Langenberger Christiane · Ständerat · 2002-03-13
Langenberger Christiane · Ständerat · Waadt · Freisinnig-demokratische Fraktion · 2002-03-13
Wortprotokoll
Nous avons déjà largement évoqué le problème du nombre de semaines: 18, 20, 21. Pour ma part, j'ai répété que j'étais favorable à ce que nous soyons attentifs aux besoins de l'économie, aux besoins de formation de nos jeunes, à leur volonté et leur disponibilité à s'engager pour 18, 20, 21 semaines. Nous avons reçu différents courriers, d'une part de la Conférence suisse des directeurs cantonaux de l'instruction publique, qui nous ont dit que, finalement, qu'il s'agisse d'une durée de 18, 20 ou 21 semaines, cela poserait de toute manière des problèmes au niveau de la formation. C'est la raison pour laquelle l'ensemble de notre commission a appuyé la proposition de minorité Bieri de fractionner l'école de recrues, comme cela est d'ailleurs, semblerait-il, déjà possible aujourd'hui.
J'ai été, au début, favorable à une durée de 18 semaines, toujours pour aller à la rencontre de l'économie, des besoins [PAGE 150] de formation de nos jeunes et de leur sensibilité à concentrer au maximum ces semaines de formation. En revanche, j'ai aussi été sensible aux explications de M. Schmid, conseiller fédéral, quant à la nécessité de pouvoir former nos jeunes à la conduite. M. Bieri a parfaitement expliqué dans quels domaines le fait de soutenir la position du Conseil fédéral pouvait faciliter la chose et permettre, dans les domaines où nous avons de plus en plus besoin de spécialistes et d'une formation compliquée, d'arriver à une formation optimale.
C'est la raison pour laquelle j'accepte finalement la proposition de minorité Bieri qui prévoit une durée de 20 semaines. Et c'est vraiment avec toutes mes excuses à notre cher collègue que j'ai apporté encore une petite correction. Il me semble que M. le conseiller fédéral a dit qu'il avait besoin d'un maximum de flexibilité. Il a assuré qu'il n'y aura pas de perte de temps. Il a exprimé en commission, et l'a répété hier encore, la volonté véritable d'une concentration au maximum pour que les soldats perdent le moins de temps possible au cours de leur instruction. En plus, nous avons, je le répète pour la troisième fois, cet article 149b qui me semble avoir une grande importance dans le contrôle de l'efficacité de cette réforme "Armée XXI".

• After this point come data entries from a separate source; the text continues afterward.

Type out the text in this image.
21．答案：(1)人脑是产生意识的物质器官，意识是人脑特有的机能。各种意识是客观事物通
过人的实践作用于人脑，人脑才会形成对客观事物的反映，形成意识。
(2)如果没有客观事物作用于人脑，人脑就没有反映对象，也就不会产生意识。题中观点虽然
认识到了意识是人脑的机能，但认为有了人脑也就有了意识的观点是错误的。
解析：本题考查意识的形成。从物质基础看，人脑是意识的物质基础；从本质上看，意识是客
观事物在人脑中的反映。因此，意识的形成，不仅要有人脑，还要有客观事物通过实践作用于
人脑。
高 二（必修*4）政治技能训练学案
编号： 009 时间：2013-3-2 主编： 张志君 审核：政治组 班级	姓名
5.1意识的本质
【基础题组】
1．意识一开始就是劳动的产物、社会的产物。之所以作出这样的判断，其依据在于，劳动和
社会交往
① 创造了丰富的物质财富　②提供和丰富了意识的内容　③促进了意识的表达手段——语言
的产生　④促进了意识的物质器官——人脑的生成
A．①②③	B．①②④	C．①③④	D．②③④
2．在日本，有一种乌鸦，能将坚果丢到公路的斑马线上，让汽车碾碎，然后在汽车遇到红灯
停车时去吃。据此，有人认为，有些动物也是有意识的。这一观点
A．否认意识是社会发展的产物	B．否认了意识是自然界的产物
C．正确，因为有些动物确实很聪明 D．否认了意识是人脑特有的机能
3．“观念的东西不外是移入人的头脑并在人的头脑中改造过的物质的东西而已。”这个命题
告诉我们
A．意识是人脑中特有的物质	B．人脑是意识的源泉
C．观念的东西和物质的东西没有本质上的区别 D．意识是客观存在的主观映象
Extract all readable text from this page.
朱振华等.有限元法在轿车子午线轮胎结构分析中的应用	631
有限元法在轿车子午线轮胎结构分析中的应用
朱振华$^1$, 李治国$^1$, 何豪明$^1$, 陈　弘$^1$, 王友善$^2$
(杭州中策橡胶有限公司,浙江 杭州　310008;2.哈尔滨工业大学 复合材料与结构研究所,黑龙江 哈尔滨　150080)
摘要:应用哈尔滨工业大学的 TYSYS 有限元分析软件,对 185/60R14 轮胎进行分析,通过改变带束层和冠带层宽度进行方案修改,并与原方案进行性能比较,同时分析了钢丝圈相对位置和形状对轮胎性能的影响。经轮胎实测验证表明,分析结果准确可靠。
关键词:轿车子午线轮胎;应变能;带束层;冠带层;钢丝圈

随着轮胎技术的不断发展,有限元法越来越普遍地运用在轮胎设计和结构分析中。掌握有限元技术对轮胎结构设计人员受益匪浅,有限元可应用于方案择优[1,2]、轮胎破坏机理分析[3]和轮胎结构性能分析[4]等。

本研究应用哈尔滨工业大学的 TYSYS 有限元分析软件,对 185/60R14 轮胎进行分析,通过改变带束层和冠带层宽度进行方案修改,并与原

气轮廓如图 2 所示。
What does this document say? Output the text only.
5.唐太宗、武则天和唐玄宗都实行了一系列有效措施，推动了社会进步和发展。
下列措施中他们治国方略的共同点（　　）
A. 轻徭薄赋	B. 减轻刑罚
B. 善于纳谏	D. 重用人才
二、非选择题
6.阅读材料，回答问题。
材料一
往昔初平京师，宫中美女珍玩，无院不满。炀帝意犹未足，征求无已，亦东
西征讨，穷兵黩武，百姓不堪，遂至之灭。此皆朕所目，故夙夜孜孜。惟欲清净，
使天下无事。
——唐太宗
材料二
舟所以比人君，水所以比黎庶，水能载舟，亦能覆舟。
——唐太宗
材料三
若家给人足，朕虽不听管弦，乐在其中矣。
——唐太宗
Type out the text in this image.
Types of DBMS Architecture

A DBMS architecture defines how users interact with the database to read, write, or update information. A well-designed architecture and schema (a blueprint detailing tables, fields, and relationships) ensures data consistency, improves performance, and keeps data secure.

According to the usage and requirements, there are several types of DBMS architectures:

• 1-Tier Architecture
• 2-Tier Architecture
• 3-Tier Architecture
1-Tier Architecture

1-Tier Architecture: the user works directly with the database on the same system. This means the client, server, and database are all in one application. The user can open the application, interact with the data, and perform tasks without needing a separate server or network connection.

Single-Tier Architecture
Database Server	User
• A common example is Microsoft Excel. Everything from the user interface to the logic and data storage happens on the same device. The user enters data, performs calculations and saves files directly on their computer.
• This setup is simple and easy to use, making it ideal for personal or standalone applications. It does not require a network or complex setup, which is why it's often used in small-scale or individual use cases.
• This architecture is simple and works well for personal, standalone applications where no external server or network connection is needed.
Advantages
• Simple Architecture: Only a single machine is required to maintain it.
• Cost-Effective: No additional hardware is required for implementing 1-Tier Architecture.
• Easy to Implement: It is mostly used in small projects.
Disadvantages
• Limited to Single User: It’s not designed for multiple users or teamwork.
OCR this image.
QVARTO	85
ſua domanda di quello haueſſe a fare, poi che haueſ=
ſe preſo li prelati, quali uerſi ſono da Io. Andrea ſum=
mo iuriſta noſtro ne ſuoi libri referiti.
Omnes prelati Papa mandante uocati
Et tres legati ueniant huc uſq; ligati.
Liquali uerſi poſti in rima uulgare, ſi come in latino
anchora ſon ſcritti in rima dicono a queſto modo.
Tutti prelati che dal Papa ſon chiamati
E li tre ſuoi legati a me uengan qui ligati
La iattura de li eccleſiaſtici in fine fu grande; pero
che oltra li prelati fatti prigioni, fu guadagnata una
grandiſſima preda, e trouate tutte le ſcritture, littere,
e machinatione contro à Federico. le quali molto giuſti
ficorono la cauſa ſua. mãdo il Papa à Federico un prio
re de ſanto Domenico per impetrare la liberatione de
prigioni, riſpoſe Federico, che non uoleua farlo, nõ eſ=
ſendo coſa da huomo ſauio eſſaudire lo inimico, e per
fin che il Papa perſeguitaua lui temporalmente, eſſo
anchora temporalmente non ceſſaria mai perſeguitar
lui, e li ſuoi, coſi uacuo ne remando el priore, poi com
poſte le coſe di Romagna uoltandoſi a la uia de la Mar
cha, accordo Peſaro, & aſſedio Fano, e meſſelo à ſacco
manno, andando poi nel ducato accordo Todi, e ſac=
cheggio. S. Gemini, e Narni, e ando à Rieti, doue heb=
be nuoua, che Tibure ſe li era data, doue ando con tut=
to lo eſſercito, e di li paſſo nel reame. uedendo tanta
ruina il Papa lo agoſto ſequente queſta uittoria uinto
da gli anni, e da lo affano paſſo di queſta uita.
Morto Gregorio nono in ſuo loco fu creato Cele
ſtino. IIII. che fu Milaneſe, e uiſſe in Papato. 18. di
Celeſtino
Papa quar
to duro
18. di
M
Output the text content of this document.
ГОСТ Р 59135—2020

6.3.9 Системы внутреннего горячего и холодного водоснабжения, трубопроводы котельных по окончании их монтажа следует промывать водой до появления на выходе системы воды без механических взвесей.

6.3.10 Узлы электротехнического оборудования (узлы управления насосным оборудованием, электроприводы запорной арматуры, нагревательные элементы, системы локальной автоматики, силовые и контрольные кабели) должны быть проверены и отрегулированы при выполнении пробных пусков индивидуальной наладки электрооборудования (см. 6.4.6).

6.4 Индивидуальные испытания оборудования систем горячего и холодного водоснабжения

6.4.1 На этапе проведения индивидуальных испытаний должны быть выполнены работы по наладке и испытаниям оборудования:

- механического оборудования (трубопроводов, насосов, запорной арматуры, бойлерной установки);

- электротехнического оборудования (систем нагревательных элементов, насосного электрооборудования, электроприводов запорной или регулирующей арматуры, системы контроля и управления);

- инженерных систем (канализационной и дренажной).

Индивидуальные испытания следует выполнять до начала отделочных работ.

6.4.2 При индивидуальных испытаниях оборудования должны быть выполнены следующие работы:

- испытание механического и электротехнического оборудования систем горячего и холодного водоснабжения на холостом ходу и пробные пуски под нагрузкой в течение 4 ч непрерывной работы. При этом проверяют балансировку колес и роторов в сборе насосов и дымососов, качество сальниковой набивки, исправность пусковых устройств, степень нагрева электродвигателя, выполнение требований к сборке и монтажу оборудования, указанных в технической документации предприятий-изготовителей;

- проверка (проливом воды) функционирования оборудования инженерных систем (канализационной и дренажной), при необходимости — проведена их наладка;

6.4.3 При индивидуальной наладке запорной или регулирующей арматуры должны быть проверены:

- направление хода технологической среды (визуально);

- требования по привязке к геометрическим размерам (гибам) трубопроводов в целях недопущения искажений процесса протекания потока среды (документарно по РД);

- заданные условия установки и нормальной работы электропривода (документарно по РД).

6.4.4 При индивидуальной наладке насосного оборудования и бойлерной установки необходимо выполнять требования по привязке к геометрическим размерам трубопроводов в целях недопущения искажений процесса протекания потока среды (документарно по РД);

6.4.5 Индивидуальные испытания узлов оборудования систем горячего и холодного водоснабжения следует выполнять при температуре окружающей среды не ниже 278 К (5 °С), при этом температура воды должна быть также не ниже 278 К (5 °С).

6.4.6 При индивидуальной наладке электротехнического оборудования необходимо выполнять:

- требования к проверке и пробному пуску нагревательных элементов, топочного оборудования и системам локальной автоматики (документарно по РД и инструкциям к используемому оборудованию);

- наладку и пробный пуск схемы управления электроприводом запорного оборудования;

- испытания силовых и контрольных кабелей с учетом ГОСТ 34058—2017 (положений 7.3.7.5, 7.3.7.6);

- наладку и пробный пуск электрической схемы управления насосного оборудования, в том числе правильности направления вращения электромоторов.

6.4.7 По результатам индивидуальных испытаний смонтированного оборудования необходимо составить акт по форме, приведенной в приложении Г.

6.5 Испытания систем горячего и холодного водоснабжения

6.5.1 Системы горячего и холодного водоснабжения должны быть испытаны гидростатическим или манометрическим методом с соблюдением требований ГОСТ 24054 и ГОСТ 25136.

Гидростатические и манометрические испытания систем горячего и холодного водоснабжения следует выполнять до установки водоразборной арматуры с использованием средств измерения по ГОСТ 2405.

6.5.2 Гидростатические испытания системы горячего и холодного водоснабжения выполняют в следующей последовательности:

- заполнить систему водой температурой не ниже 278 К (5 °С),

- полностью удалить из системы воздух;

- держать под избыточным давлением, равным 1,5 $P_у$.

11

J'ai fait cette proposition de 20 semaines en laissant au Conseil fédéral un maximum de marge de manoeuvre, soit pour baisser le nombre des semaines ou des jours de service à l'école de recrues en fonction des disponibilités, de la spécialisation, des connaissances de chacun, soit pour aller vers une augmentation si le besoin s'en fait sentir. Donc, c'est pratiquement la même proposition que celle de la minorité Bieri, mais elle s'inscrit mieux dans une loi que nous voulons être une loi-cadre la plus ouverte possible.